As you can see, creating, managing and remembering all your passwords is not an easy task, but it is a necessary one if you want to keep your enterprise data secure. You can understand why an enterprise would want to reuse its passwords in all its systems—for ease of password management. The practice of reusing passwords, however, makes all your systems vulnerable to hackers. You can make enterprise password management easy by using a password manager.
What is a password manager?
A password manager is a tool which will enable you to be more secure online and also make the process of managing your passwords easier. It is a safe place where you can store your passwords for the various systems you are using. Nevertheless, not all password managers are created equal. They exist in varying qualities and levels of effectiveness. You should consider the features that a password manager offers before settling for it. Below are three crucial elements your password manager should have.

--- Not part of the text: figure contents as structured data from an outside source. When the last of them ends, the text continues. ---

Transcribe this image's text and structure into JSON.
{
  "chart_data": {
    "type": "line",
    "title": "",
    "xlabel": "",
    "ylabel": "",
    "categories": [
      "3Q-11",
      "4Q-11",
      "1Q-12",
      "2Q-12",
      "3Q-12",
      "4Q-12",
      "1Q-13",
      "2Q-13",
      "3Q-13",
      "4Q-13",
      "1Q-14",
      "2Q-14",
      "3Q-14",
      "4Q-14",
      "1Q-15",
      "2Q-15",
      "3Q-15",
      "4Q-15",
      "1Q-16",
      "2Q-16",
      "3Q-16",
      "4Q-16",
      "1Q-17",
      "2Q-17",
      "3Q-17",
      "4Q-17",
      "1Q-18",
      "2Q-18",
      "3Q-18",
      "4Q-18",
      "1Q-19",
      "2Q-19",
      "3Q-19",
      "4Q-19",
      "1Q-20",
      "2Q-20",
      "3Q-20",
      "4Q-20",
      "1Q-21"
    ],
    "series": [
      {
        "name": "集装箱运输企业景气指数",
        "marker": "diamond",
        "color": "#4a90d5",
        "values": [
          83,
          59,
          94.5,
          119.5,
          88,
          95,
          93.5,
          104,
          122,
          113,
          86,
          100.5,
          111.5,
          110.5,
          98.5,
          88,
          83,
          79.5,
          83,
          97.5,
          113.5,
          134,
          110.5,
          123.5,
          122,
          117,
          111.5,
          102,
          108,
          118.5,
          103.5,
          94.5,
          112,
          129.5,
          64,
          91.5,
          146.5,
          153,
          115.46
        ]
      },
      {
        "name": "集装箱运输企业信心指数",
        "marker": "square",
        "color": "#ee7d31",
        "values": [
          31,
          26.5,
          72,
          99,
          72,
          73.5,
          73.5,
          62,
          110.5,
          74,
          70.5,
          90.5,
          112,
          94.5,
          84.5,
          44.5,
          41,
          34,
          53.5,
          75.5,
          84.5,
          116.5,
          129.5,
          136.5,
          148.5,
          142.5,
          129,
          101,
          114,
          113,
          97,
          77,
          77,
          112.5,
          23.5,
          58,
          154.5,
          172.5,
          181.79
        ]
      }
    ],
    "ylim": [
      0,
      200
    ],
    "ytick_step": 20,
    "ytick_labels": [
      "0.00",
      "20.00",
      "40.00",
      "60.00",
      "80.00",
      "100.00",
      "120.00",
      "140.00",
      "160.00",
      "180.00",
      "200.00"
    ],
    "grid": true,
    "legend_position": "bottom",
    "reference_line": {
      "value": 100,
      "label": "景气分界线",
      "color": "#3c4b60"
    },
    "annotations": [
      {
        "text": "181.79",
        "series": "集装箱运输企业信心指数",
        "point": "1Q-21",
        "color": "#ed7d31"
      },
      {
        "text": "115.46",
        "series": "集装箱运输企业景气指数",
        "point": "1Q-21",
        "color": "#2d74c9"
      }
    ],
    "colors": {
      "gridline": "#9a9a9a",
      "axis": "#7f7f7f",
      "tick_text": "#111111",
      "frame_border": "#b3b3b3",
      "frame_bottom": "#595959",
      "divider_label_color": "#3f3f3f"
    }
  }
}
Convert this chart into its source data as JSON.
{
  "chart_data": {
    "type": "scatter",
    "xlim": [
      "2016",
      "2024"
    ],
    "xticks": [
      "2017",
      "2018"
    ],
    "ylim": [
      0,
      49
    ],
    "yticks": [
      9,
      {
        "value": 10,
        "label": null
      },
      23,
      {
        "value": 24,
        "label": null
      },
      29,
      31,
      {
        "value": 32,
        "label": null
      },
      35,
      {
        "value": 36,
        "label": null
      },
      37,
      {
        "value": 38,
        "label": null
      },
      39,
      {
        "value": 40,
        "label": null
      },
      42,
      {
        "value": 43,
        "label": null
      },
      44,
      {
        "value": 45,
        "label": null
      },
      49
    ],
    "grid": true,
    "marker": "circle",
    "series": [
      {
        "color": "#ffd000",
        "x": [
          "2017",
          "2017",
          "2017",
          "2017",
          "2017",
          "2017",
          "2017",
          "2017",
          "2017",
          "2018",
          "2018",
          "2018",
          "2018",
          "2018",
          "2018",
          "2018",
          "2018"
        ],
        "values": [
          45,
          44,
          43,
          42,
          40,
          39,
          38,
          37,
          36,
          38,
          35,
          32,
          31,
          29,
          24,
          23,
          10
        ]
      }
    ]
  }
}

Features of a good password manager
Encryption- The login credentials stored should have encryption which is robust, heavily tested, and pre-reviewed. If the encryption is strong, anyone who steals the storage device or manages to penetrate cloud storage for your passwords will not be able to see or recover them.
Usability – The password manager should be easy and quick to use for daily functionalities. If its complexity makes it unusable regularly for common password needs, people may shift to less secure options which are easy to use.

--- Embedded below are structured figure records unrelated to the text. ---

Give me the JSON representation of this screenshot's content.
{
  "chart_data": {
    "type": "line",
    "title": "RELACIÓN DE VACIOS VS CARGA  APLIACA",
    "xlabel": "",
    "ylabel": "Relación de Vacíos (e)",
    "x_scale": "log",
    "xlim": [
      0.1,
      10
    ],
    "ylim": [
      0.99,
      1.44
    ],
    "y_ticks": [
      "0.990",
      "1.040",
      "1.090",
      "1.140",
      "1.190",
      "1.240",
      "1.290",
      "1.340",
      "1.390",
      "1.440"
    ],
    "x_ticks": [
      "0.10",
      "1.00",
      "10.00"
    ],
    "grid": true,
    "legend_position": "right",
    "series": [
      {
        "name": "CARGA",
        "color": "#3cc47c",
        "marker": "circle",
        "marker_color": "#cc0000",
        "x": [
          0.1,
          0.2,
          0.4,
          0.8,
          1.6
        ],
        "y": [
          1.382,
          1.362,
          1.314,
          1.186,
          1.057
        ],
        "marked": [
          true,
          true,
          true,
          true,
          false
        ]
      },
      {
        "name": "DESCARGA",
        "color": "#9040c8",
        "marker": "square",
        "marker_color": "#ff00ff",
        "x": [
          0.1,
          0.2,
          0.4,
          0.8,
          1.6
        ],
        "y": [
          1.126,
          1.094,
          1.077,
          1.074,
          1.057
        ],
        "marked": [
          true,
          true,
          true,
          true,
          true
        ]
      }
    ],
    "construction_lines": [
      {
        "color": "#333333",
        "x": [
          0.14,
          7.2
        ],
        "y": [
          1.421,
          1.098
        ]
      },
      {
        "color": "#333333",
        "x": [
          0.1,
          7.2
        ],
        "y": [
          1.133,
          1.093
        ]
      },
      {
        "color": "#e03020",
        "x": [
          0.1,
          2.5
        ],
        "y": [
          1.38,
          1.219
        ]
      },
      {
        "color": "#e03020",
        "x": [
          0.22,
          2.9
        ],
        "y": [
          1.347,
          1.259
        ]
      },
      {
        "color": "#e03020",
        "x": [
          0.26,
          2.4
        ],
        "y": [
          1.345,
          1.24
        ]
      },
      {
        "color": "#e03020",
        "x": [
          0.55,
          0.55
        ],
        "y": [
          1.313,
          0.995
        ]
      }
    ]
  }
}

Self-contained functionality – While developers write a lot of software without regard for absolute data security, a password management system should not rely on the security of an external application. Using another application has its risks because decrypted files will be stored in temp files that may be available and accessible to other people.
A good password manager should also be able to create passwords and update them when need be. It could also enable the secure sharing of credentials among the people who need it.
How to bypass the risks of password managers
Some concerns have arisen about the dangers of storing all your passwords in a single place. This risk can be mitigated by putting a good enterprise password manager in place, which allows for multi-factor authentication. There should also be multi-factor authentication for individual systems which are very critical to your business. Staff and everyone else who has access to passwords in your business should receive adequate training on how to use the password management system securely.
If your organization is large, you need to manage end-user phones, laptops and personal computers centrally and lock them down to prevent any actions that could pose a security risk such as the installation of unauthorized software.
Benefits of securing systems using passwords
Enterprise password managers reduce the cost and time associated with resetting passwords in support desks. It is also less costly to implement and requires minimal training for users compared to biometric systems, which is expensive to implement, difficult to maintain and still have significant security risks. They call for extensive training and can lead to resistance from employees in the workplace.
There is increased use of online services and innumerable logins which people are expected to fill in at the workplace. These include workplace emails, SaaS apps, VPNs, individual server accounts, web hosting, and FTP. It has, therefore, become impractical to have a memory of all your passwords. Where you require due diligence, roll out password management to each machine which will be in use at work.